Learn they do—all of them, to be fair to the playwright. She’s wrestling with big notions about faith and grief, self-determination and selfishness, responsibility and religiosity and more, and eventually Bill and Dinah’s better angels do emerge. (As do Jeannette and Neil’s elitist impulses, not to mention a certain tendency toward self-dramatization.) It’s an empathetic play, ultimately, and a humane one.

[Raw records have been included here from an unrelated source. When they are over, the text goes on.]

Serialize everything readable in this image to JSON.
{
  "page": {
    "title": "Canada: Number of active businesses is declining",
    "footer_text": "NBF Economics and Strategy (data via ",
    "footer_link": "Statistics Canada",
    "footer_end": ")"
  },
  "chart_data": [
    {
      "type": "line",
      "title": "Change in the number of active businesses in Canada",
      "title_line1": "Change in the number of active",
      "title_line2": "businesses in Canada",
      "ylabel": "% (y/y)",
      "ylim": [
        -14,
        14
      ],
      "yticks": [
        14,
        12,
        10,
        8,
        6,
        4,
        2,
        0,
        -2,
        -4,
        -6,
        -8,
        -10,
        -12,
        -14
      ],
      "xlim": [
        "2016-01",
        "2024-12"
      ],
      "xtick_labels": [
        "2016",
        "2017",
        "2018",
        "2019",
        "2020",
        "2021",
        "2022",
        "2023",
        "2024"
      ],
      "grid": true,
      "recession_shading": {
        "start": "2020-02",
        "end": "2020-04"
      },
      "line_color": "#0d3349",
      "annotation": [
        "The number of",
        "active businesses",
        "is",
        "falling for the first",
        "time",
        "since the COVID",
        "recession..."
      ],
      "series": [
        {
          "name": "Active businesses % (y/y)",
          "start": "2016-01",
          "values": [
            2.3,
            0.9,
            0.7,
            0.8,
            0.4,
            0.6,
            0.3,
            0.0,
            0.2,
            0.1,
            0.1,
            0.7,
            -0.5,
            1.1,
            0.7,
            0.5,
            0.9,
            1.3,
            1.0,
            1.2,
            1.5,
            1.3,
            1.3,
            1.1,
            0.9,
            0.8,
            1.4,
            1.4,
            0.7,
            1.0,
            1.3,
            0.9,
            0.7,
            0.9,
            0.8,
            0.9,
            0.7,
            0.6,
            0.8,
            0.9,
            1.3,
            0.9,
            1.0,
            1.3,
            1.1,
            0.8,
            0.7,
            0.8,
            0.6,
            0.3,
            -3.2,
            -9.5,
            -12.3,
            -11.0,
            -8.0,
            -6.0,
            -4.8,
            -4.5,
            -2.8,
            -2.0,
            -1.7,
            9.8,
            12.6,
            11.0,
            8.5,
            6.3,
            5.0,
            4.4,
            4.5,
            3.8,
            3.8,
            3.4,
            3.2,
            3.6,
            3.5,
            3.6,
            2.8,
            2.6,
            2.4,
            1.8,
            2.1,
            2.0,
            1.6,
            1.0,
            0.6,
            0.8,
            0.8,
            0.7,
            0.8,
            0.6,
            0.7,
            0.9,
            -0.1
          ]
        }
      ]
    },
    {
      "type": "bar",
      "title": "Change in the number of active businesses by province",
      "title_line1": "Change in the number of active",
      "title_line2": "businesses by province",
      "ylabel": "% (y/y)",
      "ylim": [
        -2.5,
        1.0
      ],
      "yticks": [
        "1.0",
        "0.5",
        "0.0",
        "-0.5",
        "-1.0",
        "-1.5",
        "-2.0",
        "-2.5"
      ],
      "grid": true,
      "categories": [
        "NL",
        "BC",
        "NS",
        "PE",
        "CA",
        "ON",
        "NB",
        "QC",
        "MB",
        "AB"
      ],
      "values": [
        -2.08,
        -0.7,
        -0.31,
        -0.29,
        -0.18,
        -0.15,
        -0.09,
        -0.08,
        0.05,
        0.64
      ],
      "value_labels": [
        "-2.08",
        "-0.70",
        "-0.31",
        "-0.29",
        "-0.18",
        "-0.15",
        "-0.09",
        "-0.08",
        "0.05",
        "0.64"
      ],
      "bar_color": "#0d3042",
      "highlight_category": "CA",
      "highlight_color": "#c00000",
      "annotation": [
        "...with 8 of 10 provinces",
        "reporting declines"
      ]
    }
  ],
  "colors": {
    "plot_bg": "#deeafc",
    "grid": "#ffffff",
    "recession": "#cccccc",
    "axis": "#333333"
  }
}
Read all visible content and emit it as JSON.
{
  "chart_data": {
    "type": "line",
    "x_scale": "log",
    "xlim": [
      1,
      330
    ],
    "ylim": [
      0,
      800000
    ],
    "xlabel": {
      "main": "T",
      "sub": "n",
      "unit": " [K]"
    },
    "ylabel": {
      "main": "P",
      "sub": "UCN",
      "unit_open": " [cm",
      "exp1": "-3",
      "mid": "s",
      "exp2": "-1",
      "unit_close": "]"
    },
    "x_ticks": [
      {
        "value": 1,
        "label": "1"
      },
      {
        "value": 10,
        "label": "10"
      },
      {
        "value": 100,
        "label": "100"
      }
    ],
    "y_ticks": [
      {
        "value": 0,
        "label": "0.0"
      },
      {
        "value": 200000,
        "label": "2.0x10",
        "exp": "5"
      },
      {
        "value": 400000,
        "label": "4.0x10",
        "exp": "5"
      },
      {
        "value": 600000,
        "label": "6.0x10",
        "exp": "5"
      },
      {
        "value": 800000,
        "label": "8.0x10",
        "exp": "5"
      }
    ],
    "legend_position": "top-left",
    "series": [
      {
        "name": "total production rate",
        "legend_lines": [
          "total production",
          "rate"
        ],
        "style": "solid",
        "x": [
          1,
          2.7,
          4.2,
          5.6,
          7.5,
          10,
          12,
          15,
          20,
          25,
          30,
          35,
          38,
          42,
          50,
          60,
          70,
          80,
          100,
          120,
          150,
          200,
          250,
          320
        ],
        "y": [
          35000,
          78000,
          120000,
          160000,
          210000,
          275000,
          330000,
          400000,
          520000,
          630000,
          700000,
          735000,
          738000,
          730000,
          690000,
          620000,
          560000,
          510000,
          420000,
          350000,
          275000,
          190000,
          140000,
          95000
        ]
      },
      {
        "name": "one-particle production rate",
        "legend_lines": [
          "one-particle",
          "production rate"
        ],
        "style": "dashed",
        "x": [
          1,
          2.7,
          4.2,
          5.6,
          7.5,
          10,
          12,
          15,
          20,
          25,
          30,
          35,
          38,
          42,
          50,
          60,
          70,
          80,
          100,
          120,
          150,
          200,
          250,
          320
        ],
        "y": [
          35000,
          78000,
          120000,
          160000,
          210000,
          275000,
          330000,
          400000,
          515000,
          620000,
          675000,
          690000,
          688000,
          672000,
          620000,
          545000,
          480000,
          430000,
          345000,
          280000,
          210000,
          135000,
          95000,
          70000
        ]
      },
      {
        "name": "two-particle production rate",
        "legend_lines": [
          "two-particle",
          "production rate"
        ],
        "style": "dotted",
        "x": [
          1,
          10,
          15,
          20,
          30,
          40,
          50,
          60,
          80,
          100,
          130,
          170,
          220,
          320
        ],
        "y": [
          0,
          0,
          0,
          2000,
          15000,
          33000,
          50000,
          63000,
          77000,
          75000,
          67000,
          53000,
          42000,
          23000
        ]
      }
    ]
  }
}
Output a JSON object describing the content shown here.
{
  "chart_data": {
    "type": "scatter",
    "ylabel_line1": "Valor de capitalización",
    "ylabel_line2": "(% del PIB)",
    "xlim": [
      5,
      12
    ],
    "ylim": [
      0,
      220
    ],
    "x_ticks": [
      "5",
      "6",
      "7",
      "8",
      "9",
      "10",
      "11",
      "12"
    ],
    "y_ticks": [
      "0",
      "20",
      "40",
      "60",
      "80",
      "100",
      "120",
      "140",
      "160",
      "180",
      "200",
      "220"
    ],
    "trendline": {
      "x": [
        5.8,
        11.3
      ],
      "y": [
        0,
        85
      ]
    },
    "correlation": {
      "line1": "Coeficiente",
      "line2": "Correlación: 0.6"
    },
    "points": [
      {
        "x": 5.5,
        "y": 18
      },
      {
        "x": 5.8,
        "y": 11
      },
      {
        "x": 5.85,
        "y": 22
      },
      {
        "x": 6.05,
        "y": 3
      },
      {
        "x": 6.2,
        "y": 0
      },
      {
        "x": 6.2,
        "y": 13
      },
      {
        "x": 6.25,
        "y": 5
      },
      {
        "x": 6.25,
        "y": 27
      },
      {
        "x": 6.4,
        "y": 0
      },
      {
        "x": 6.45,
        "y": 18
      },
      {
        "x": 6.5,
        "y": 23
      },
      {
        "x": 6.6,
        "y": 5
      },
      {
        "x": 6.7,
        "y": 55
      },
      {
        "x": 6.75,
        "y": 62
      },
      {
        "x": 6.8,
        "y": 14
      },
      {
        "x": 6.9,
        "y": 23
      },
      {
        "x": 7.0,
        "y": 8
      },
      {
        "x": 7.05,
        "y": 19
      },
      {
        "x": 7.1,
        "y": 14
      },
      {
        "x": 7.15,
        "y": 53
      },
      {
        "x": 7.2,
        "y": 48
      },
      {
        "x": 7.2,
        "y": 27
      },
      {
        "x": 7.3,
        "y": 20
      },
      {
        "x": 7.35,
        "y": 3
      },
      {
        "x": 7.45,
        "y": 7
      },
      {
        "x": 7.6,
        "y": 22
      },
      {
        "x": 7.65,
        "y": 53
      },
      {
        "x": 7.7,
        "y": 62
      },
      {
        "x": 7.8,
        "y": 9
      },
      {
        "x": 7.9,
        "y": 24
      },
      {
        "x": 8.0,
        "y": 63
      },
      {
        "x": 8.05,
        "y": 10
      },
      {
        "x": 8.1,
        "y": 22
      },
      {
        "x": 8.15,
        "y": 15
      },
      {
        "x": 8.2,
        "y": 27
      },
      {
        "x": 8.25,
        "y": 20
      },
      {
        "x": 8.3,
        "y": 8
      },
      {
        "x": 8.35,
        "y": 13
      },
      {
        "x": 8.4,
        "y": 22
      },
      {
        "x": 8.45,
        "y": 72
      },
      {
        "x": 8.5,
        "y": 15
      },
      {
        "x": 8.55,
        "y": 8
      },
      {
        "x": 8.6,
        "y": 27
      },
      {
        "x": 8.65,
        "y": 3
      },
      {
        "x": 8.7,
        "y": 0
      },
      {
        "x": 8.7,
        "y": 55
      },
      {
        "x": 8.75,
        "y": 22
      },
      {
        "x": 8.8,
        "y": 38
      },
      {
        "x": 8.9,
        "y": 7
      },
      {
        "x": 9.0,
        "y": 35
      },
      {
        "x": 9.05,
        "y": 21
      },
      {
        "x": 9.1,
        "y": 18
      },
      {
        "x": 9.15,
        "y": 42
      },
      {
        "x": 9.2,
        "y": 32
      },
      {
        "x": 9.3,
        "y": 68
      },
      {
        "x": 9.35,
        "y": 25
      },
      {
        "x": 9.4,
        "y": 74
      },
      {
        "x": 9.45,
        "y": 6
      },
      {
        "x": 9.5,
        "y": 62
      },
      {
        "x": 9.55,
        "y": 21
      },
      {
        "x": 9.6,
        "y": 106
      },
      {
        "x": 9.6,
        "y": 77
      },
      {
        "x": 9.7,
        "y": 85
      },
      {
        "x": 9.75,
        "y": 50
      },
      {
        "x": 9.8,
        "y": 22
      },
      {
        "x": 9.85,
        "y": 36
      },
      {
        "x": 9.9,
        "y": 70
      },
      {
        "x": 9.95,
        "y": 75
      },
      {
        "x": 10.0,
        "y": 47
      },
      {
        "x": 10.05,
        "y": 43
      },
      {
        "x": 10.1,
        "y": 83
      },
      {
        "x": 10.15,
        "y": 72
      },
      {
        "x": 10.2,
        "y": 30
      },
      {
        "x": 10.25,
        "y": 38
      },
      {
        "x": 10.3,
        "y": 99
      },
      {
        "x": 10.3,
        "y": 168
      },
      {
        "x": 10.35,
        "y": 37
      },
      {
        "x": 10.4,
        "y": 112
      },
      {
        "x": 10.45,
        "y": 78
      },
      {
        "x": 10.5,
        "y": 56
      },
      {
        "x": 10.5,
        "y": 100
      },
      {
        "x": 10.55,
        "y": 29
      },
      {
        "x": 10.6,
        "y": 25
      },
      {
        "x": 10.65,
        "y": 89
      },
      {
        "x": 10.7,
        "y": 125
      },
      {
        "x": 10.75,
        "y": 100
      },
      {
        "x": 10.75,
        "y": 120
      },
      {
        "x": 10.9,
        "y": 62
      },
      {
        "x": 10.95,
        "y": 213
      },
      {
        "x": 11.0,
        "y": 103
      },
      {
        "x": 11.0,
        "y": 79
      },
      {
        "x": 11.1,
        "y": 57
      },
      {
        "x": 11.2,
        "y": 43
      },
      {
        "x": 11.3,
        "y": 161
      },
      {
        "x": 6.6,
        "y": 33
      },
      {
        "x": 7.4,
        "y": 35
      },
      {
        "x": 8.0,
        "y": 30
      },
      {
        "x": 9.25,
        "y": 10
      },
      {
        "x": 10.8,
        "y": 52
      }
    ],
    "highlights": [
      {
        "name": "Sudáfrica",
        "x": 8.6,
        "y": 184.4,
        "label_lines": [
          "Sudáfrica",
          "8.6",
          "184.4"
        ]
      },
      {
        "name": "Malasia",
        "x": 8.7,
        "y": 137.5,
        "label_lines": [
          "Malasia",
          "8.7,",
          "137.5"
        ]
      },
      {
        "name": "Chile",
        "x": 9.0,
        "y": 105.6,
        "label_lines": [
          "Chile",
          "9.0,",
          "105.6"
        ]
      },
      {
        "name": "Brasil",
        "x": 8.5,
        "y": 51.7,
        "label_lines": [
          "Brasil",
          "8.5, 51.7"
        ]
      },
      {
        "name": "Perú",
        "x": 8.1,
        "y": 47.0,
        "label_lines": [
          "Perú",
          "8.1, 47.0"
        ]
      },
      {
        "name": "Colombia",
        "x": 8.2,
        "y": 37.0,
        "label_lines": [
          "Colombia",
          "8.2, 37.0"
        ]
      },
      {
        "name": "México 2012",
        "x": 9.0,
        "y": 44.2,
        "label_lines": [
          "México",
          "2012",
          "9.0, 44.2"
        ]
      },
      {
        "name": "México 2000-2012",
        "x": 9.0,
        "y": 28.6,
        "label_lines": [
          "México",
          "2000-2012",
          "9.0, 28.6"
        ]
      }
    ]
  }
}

But it’s also a somewhat schematic one, and the tale’s too-tidy dualities and earnest, predictable denouement—plus a probably inescapable whiff of authorial condescension toward those Midwesterners (never mind valiant, sensitive performances from O’Toole and O’Rourke)—make the experience feel less resonant the morning after than it is as you watch.
Not to undersell that as-you-watch oomph: The acting is fine enough, and Lisa Peterson’s direction easygoing enough, and Neil Patel’s gorgeous scorched forest of a setting moody enough, that it’s plenty easy to get swept up in the pangs of Anderson’s characters. But even with Day’s earthily sensual, emotionally transparent, handsomely damaged Jeannette to remember, Life loses a measure of its quality in the sober light of day.